Why do I loose the value of cell
in the inner loop?
EDIT
Code in github and test files is compiled with;
gcc parse_csv.cpp -o parse_csv -lboost_filesystem -lmysqlpp
and executed with
./parse_csv /home/dave/SO_Q/
I get this output;
Process File: /home/dave/SO_Q/test_2.csv
metTime
metTime=metTime MATCH
Ta
=metTime
=Ta
=Ua
=Th
Process File: /home/dave/SO_Q/test_1.csv
DATE_TIME_UTC
DATE_TIME_UTC=metTime
DATE_TIME_UTC=Ta
DATE_TIME_UTC=Ua
DATE_TIME_UTC=Th
Ta
Ta=metTime
Ta=Ta MATCH
metTime
=metTime
=TaTime
=UaTime
=ThTime
The problem was with the input for the header line. This contained a line break at the end which wasn't matching the items in the array.

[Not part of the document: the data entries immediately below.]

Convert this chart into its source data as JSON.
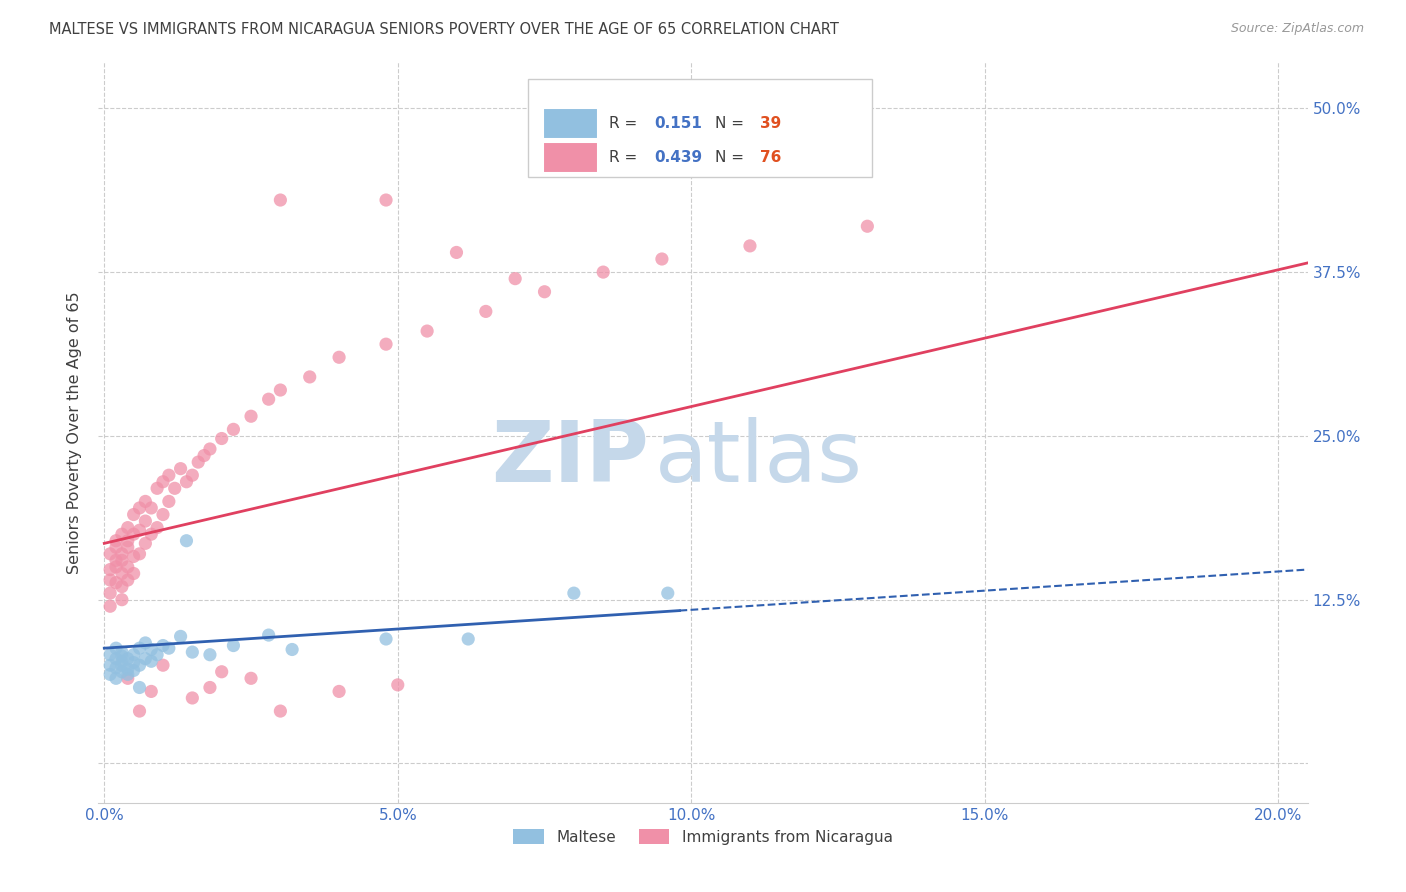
{
  "title": "MALTESE VS IMMIGRANTS FROM NICARAGUA SENIORS POVERTY OVER THE AGE OF 65 CORRELATION CHART",
  "source": "Source: ZipAtlas.com",
  "ylabel": "Seniors Poverty Over the Age of 65",
  "ytick_values": [
    0.0,
    0.125,
    0.25,
    0.375,
    0.5
  ],
  "xtick_values": [
    0.0,
    0.05,
    0.1,
    0.15,
    0.2
  ],
  "xlim": [
    -0.001,
    0.205
  ],
  "ylim": [
    -0.03,
    0.535
  ],
  "legend_R_values": [
    "0.151",
    "0.439"
  ],
  "legend_N_values": [
    "39",
    "76"
  ],
  "maltese_color": "#92c0e0",
  "nicaragua_color": "#f090a8",
  "trendline_maltese_solid_color": "#3060b0",
  "trendline_maltese_dash_color": "#3060b0",
  "trendline_nicaragua_color": "#e04060",
  "watermark_zip": "ZIP",
  "watermark_atlas": "atlas",
  "watermark_color": "#c5d8ea",
  "background_color": "#ffffff",
  "grid_color": "#cccccc",
  "axis_label_color": "#4472c4",
  "title_color": "#404040",
  "trendline_nicaragua_x0": 0.0,
  "trendline_nicaragua_y0": 0.168,
  "trendline_nicaragua_x1": 0.205,
  "trendline_nicaragua_y1": 0.382,
  "trendline_maltese_x0": 0.0,
  "trendline_maltese_y0": 0.088,
  "trendline_maltese_x1": 0.205,
  "trendline_maltese_y1": 0.148,
  "trendline_maltese_solid_end": 0.098,
  "maltese_x": [
    0.001,
    0.001,
    0.001,
    0.002,
    0.002,
    0.002,
    0.002,
    0.003,
    0.003,
    0.003,
    0.003,
    0.003,
    0.004,
    0.004,
    0.004,
    0.005,
    0.005,
    0.005,
    0.006,
    0.006,
    0.007,
    0.007,
    0.008,
    0.008,
    0.009,
    0.01,
    0.011,
    0.013,
    0.015,
    0.018,
    0.022,
    0.028,
    0.032,
    0.048,
    0.062,
    0.08,
    0.096,
    0.014,
    0.006
  ],
  "maltese_y": [
    0.075,
    0.083,
    0.068,
    0.08,
    0.073,
    0.088,
    0.065,
    0.078,
    0.082,
    0.07,
    0.085,
    0.075,
    0.072,
    0.08,
    0.068,
    0.083,
    0.077,
    0.071,
    0.088,
    0.075,
    0.092,
    0.08,
    0.087,
    0.078,
    0.083,
    0.09,
    0.088,
    0.097,
    0.085,
    0.083,
    0.09,
    0.098,
    0.087,
    0.095,
    0.095,
    0.13,
    0.13,
    0.17,
    0.058
  ],
  "nicaragua_x": [
    0.001,
    0.001,
    0.001,
    0.001,
    0.001,
    0.002,
    0.002,
    0.002,
    0.002,
    0.002,
    0.003,
    0.003,
    0.003,
    0.003,
    0.003,
    0.003,
    0.004,
    0.004,
    0.004,
    0.004,
    0.004,
    0.005,
    0.005,
    0.005,
    0.005,
    0.006,
    0.006,
    0.006,
    0.007,
    0.007,
    0.007,
    0.008,
    0.008,
    0.009,
    0.009,
    0.01,
    0.01,
    0.011,
    0.011,
    0.012,
    0.013,
    0.014,
    0.015,
    0.016,
    0.017,
    0.018,
    0.02,
    0.022,
    0.025,
    0.028,
    0.03,
    0.035,
    0.04,
    0.048,
    0.055,
    0.065,
    0.075,
    0.085,
    0.095,
    0.11,
    0.13,
    0.05,
    0.04,
    0.03,
    0.025,
    0.02,
    0.018,
    0.015,
    0.01,
    0.008,
    0.006,
    0.004,
    0.03,
    0.048,
    0.06,
    0.07
  ],
  "nicaragua_y": [
    0.13,
    0.148,
    0.16,
    0.12,
    0.14,
    0.155,
    0.17,
    0.138,
    0.15,
    0.165,
    0.125,
    0.145,
    0.16,
    0.175,
    0.135,
    0.155,
    0.14,
    0.165,
    0.18,
    0.15,
    0.17,
    0.158,
    0.175,
    0.19,
    0.145,
    0.16,
    0.178,
    0.195,
    0.168,
    0.185,
    0.2,
    0.175,
    0.195,
    0.18,
    0.21,
    0.19,
    0.215,
    0.2,
    0.22,
    0.21,
    0.225,
    0.215,
    0.22,
    0.23,
    0.235,
    0.24,
    0.248,
    0.255,
    0.265,
    0.278,
    0.285,
    0.295,
    0.31,
    0.32,
    0.33,
    0.345,
    0.36,
    0.375,
    0.385,
    0.395,
    0.41,
    0.06,
    0.055,
    0.04,
    0.065,
    0.07,
    0.058,
    0.05,
    0.075,
    0.055,
    0.04,
    0.065,
    0.43,
    0.43,
    0.39,
    0.37
  ]
}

Removing the line break fixed the problem.
I was working on a Windows PC and then transferring the file to a Cent OS machine for running the code and the difference in the line endings between the two platforms is what caused the issue.
Using this as a debug statement cout << cell
would show the string and ignore the line break. Using something like cout << cell << " CELL"
didn't show the string because of the line break.
I have now added this in my code to catch the difference in line breaks
// remove possible windows line ending so last item matches
if(header_row[header_row.length()-1] == '\r') {
header_row.erase(header_row.size()-1);
}